Metal Foam Stops Armor-Piercing Bullets
Lighter-than-steel material beats .50-caliber rounds.
A composite metal foam (CMF) material developed by researchers at North Carolina State University can stop ball and armor-piercing .50 caliber rounds as well as conventional steel armor, even though it weighs less than half as much, the university recently announced. The finding means that vehicle designers will be able to develop lighter military vehicles without sacrificing safety, or can improve protection without making vehicles heavier.
Previous research has resulted in CMF material capable of shredding bullets.
CMF is a foam that consists of hollow, metallic spheres made of materials such as stainless steel or titanium and embedded in a metallic matrix made of steel, titanium, aluminum or other metallic alloys. In this study, the researchers used steel-steel CMF, meaning that both the spheres and the matrix were made of steel.
For the study, researchers manufactured a hard armor system consisting of a ceramic faceplate, a CMF core and a thin back plate made of aluminum. The armor was tested using .50 caliber ball and armor-piercing rounds. The armor was tested with the rounds being fired at impact velocities from 500 meters per second up to 885 meters per second.

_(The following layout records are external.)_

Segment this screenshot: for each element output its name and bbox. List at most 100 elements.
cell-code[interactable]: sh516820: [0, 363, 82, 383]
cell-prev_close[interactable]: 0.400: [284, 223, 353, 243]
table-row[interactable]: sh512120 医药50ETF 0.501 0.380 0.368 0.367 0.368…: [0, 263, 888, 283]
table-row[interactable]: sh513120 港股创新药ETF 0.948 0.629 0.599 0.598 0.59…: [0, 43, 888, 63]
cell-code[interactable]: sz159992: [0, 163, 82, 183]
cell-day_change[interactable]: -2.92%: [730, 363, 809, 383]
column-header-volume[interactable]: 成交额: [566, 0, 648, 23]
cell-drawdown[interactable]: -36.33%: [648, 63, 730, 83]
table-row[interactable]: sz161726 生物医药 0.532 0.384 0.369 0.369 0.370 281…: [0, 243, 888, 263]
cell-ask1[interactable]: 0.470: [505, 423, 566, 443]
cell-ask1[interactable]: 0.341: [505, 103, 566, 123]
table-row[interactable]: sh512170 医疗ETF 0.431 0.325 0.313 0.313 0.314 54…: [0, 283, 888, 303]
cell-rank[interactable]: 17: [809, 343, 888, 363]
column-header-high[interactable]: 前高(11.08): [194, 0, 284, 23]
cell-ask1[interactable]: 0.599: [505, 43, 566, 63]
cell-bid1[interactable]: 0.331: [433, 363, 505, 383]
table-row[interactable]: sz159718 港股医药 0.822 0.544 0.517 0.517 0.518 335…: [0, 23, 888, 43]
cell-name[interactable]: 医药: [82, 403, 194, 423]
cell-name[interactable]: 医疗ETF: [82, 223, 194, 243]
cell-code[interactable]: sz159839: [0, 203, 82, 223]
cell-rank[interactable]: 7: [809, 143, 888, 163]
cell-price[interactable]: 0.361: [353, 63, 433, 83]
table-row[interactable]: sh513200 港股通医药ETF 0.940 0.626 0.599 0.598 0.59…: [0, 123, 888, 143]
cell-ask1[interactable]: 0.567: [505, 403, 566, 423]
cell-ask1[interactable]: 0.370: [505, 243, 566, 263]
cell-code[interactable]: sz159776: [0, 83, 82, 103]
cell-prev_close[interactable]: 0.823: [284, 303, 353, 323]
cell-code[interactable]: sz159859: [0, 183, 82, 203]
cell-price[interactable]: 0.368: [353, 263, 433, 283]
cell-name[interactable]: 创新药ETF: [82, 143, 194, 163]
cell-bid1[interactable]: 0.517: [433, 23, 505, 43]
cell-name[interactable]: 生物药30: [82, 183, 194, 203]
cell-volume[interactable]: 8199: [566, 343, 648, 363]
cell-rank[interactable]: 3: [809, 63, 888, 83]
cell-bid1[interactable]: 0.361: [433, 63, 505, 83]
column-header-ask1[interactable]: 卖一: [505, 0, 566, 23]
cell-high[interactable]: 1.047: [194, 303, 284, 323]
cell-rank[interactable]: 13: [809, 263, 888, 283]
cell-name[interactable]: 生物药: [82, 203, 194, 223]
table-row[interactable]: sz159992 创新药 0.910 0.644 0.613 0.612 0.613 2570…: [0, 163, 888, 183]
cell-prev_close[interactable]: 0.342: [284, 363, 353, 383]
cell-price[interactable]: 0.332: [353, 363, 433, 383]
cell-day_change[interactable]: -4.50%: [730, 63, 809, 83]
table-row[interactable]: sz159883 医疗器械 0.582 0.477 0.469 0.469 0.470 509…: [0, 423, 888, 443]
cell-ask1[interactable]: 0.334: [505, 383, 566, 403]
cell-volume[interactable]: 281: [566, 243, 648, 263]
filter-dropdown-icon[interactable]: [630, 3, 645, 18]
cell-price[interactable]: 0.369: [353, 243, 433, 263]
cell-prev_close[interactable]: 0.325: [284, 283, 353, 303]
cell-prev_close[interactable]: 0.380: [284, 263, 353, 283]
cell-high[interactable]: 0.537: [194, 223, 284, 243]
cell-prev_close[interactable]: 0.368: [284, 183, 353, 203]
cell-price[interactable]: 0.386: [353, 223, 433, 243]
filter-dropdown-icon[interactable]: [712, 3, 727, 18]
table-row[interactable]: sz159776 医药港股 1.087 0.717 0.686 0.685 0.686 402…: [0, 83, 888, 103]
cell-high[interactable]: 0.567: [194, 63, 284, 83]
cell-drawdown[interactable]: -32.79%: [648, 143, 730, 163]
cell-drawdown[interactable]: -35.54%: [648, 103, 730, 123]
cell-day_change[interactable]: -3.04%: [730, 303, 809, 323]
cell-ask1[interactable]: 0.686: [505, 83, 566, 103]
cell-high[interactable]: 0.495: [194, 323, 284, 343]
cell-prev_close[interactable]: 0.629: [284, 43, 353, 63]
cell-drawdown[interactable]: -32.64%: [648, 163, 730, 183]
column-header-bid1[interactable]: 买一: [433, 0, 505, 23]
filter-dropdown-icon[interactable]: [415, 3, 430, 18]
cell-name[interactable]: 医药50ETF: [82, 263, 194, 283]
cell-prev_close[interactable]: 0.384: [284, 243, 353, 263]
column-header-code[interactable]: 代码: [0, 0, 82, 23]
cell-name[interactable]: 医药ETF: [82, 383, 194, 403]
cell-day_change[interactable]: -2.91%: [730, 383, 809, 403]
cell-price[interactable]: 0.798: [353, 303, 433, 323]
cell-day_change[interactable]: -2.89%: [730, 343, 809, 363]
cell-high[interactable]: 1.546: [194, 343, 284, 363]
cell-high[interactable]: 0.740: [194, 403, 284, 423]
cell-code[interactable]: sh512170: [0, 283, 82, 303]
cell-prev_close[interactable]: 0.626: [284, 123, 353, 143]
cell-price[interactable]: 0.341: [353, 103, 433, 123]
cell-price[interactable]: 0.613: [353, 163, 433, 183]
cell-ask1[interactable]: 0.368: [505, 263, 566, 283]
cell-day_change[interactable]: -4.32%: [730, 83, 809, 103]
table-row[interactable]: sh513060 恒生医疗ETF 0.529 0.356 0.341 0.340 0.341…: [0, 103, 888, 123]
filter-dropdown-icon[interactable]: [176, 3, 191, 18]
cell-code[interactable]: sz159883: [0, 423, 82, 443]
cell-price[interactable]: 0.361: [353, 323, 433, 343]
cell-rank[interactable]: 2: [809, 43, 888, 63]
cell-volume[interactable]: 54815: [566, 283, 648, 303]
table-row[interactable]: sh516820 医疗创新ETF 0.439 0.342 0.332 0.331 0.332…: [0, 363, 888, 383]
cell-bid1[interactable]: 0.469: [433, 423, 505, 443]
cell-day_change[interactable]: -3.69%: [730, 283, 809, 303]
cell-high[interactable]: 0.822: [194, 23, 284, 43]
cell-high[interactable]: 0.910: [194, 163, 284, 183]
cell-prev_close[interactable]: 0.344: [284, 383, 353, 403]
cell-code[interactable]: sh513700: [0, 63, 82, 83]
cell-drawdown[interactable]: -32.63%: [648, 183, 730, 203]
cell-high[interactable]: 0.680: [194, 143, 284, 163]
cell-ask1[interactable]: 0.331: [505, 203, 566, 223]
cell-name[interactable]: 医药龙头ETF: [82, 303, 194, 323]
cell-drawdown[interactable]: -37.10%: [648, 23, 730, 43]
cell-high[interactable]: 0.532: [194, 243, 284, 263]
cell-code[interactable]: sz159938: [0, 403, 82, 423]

The CMF layer of the armor was able to absorb 72 to 75% of the kinetic energy of the ball rounds, and 68 to 78% of the kinetic energy of the armor-piercing rounds.
“The CMF armor was less than half the weight of the rolled homogeneous steel armor needed to achieve the same level of protection,” says Afsaneh Rabiei, corresponding author of a paper on the work and a professor of mechanical and aerospace engineering at North Carolina State University.
“In other words, we were able to achieve significant weight savings—which benefits vehicle performance and fuel efficiency—without sacrificing protection,” says Rabiei, the inventor of CMF who has spent years developing and testing CMF materials.
She adds that the material can be improved further by optimizing adhesion and thickness of the ceramic, CMF and aluminum layers, which may lead to even lower total weight and improved efficiency of the final armor.